Tags: Alan Milburn, Recruitment, Tuition fees

It’s shameful that after 12 years of a labour government we are in an even more divided and financially unequal society than under the Tories. If that’s what the government wants to change then I’m all for it, but I’ll believe it when I see it!. It’s essential that medicine is opened up to the less well-off - the fees must be reduced substantially for poorer students. There are plenty of good state-school pupils from non-medical families with “self-confidence, drive and ambition” who wish to do medicine but are put off, either by the fees, or the elitest image we still have. Also it’s much easier to get the work experience necessary for the CV if you know the “right” people - we still have 6th formers coming into work with colleagues to “get experience” and every single one of them recently has been from a private school.
“There are plenty of good state-school pupils from non-medical families with self-confidence, drive and ambition”, you’re right. Unfortunately most of them want to get onto a reality TV show instead of spending 5 years plus getting into debt, with no promise of a job at the end of it anymore…

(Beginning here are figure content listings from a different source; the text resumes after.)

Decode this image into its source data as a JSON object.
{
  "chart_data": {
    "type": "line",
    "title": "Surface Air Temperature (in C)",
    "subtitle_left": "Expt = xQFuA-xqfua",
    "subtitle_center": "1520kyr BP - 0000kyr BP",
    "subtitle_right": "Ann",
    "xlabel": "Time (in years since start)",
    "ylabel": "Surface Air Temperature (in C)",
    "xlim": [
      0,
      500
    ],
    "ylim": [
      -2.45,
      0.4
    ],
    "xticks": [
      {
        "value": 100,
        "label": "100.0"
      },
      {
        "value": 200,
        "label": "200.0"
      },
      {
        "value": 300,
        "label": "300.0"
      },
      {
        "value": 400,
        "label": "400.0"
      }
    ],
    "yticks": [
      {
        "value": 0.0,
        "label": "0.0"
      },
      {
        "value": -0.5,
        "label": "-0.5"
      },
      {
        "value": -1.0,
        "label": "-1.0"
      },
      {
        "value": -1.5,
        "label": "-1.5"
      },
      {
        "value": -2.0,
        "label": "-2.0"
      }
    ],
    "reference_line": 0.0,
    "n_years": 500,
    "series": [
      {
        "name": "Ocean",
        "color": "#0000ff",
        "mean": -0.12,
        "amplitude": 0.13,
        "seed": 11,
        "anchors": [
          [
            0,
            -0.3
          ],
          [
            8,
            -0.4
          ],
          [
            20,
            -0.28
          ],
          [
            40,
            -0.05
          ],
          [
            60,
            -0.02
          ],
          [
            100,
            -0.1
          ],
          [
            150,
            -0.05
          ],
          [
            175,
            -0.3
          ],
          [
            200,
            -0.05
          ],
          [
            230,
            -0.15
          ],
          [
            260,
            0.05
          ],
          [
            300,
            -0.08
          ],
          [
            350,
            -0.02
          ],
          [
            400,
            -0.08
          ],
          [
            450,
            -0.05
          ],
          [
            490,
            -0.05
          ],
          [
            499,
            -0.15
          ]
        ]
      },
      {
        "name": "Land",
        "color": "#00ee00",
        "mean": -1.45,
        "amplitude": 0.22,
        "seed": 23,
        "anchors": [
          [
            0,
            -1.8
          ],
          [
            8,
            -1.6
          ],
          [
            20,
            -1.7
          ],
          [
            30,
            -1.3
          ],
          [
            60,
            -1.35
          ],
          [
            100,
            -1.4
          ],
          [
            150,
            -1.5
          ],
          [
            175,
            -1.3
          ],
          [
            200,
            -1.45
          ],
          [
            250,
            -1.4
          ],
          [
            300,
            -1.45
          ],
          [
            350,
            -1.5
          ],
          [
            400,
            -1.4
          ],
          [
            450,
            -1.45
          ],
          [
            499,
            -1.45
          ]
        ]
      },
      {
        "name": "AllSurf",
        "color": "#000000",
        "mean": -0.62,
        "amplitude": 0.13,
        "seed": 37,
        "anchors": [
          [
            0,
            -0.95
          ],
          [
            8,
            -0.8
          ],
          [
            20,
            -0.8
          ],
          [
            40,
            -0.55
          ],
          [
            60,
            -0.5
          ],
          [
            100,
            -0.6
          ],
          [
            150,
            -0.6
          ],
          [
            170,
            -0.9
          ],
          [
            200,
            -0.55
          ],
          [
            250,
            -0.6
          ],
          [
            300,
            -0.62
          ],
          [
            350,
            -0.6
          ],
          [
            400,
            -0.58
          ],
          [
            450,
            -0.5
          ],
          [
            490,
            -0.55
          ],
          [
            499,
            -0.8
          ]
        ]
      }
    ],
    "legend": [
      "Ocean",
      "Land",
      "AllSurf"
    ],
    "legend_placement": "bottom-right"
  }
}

The number of children going to private school has increased by 30% under the Labour government. Kids from poorer backgrounds are going to have jump a long queue…
I don’t think the Milburn Report has much credibility. Tuition fees are obviously the biggest barrier and that wasn’t even allowed to be part of the remit of the report. It’s a bunch of New Labour cronies looking to apportion blame onto the professions rather than looking at the success of their own policies.
Wonder which comprehensive Tim Crocker-Buque attended? Bit harsh maybe. At least, he’s fighting for the little man.
So “medicine is becoming socially more exclusive”? What’s the problem? The punters want the best medical treatment dont they? Does anyone seriously think a sick person gives a damn whether their doctor comes from the higher or the lower echelons of society? What they want is a bright, well educated doctor. Its only socialist nerds, and look what THEY’Ve done to the NHS, who prattle on with this mantra that the lower classes need to be involved in medical care. Does anyone ask whether engineers, or architects, or nurses, or dustmen come from the full social spectrum? I think not. And if the government is really concerned about this, then let them spend the money on properly educating those it suggests are missing out on being doctors.
the problem, Dr Pragmatist, is one of equality and fairness. And remember what a complete mess the NHS was before 1997, if you can remember that far back? 18 months wait for a hip replacement and desperate understaffing - long before your “socialist nerds” got a look in.
No, the patients don’t care what social stratum their doctor comes from - but they do want a good doctor who they can communciate with, and that may not always mean someone who went to private school or whose father was a neurosurgeon. THey may (horrors!) also fancy their own children having an opportunity to be doctors and joining the band of the well-off who can afford private schools if they wish, large cars and expensive houses.
This is not an argument about the medical profession alone but about reducing inequality in our society by opening up long expensive courses to people from all backgrounds based on ability and not connections or money. Ultimately that will work to the advantage of all.